За Машкой подхватил Костя:
– А вот у нас сосед рассказывал, как одно время в молодости на кладбище подрабатывал, могилы копал. Кладбище было очень старым, и он при этом нередко натыкался на давние захоронения. Однажды копали они могилу втроем, он и двое мужиков постарше. И вдруг наткнулись на гроб, до половины засыпанный серебряными монетами! В гробу лежали останки женщины с длинной косой. Сосед хотел набрать монет, но один из его напарников заорал, чтоб никто ничего не трогал. И, перекрестившись, стал спешно зарывать могилу.

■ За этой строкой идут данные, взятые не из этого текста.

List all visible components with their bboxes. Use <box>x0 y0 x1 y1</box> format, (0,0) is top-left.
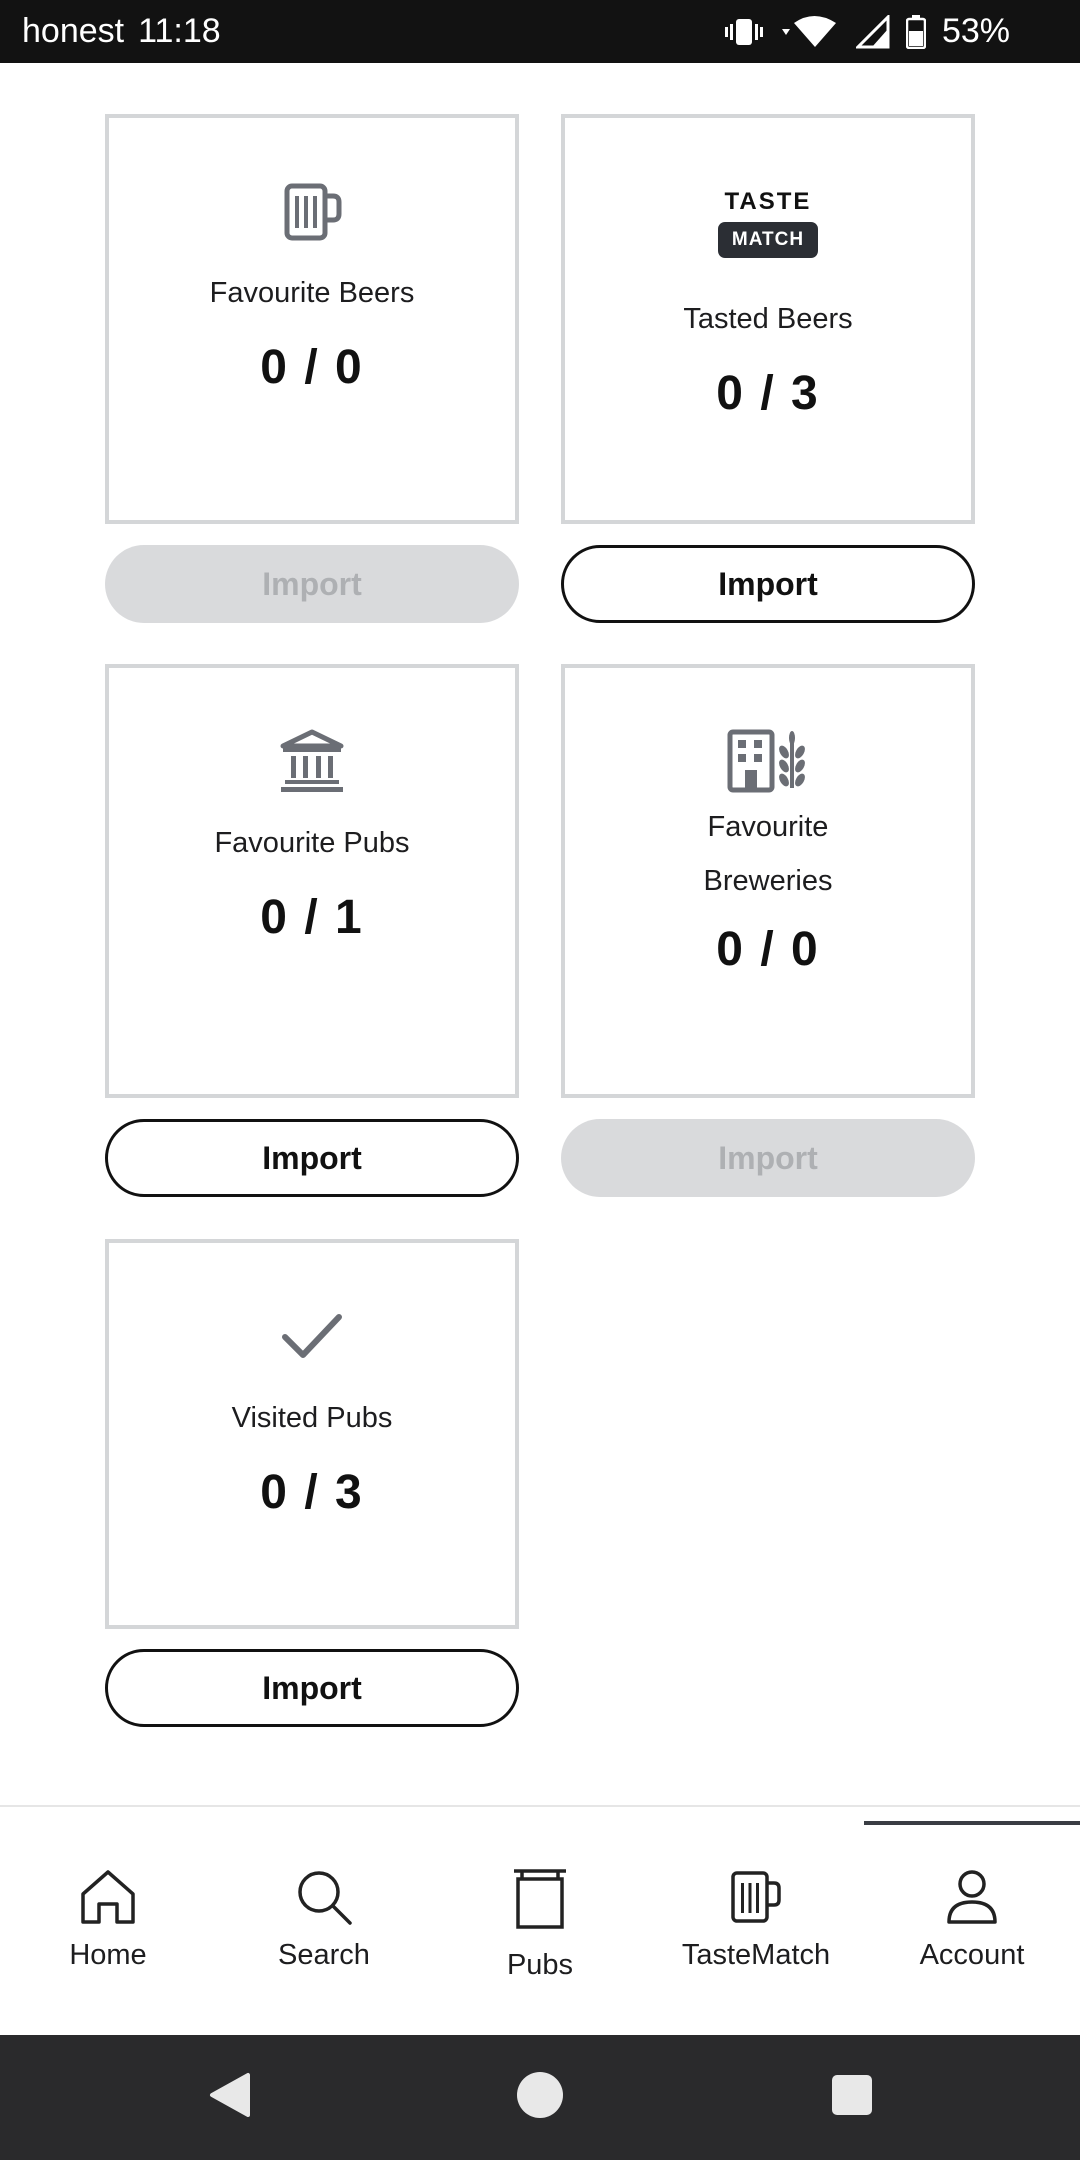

Сосед ничего не взял, а вот другой его напарник ухитрился одну монету стащить, якобы невзначай «уронил» ее в ботинок.
– И с ним потом что-то случилось? – спросил Боря.
– С ним – нет, – ответил Костя. – А вот его сын, служивший в это время в армии, на следующий день ногу поранил, началась гангрена, и пришлось ампутировать стопу.
– Ужас! – воскликнула Илона. – Сын-то в чем виноват! Наверное, эта женщина тоже ведьмой была, вот и засыпали серебром, чтоб не встала ночью из могилы.
– Может быть, и так, – авторитетно сказала Машка. – А может, просто была богатой, и родня из тщеславия насыпала в гроб денег. Скорее всего там крылась какая-то семейная тайна, которую уже никому не разгадать. Но брать на кладбище, а уж тем более из могилы, ничего нельзя – быть беде.
– А вы про доброго Шубина слышали? – заговорил после паузы Боря.
– Слышали, – ответили хором Костя, Маша и я.
– Я – нет, – сказала Илона. – А кто это?
– Это добрый дух, хранитель угольных шахт! Встречают его только у нас на Донбассе, а больше нигде. Говорят, он такой косматый, похож то ли на гнома, то ли на домового, но иногда предстает в облике высокого седого старика с горящими глазами, в вывернутом наизнанку овчинном тулупе, и обладает могучей силой. Говорят, был когда-то, еще до революции, шахтер такой, Шубин по фамилии. В его обязанности входило поджигать факелом скопления метана, чтоб не случалось взрывов. Это было очень опасно, самоубийственная, можно сказать, работа, и однажды он погиб. С тех пор его дух блуждает по забоям, часто предупреждает шахтеров об опасности, может им еще чем-то помочь, а может и приколоться – дернуть кого-нибудь в темноте за ногу или разразиться громовым хохотом. А уж если кто-то из начальства простых рабочих обижает, Шубин может завалить его породой или уронить что-нибудь на голову. И все равно его называют добрым. Так и говорят – добрый Шубин. Кстати, живет он в заброшенных выработках. А эта шахта, на терриконе которой мы сейчас сидим, закрыта тридцать лет назад, а до того лет сто работала. Так что Шубин вполне может обосноваться и здесь, – тут Боря открыл сплетенную из веток дверцу и показал на заброшенное здание бывшей шахтной конторы у подножия террикона. – И не исключено, что сейчас он где-нибудь поблизости, слышит нас и думает – кому это в такую позднюю пору взбрело слоняться по моим владениям?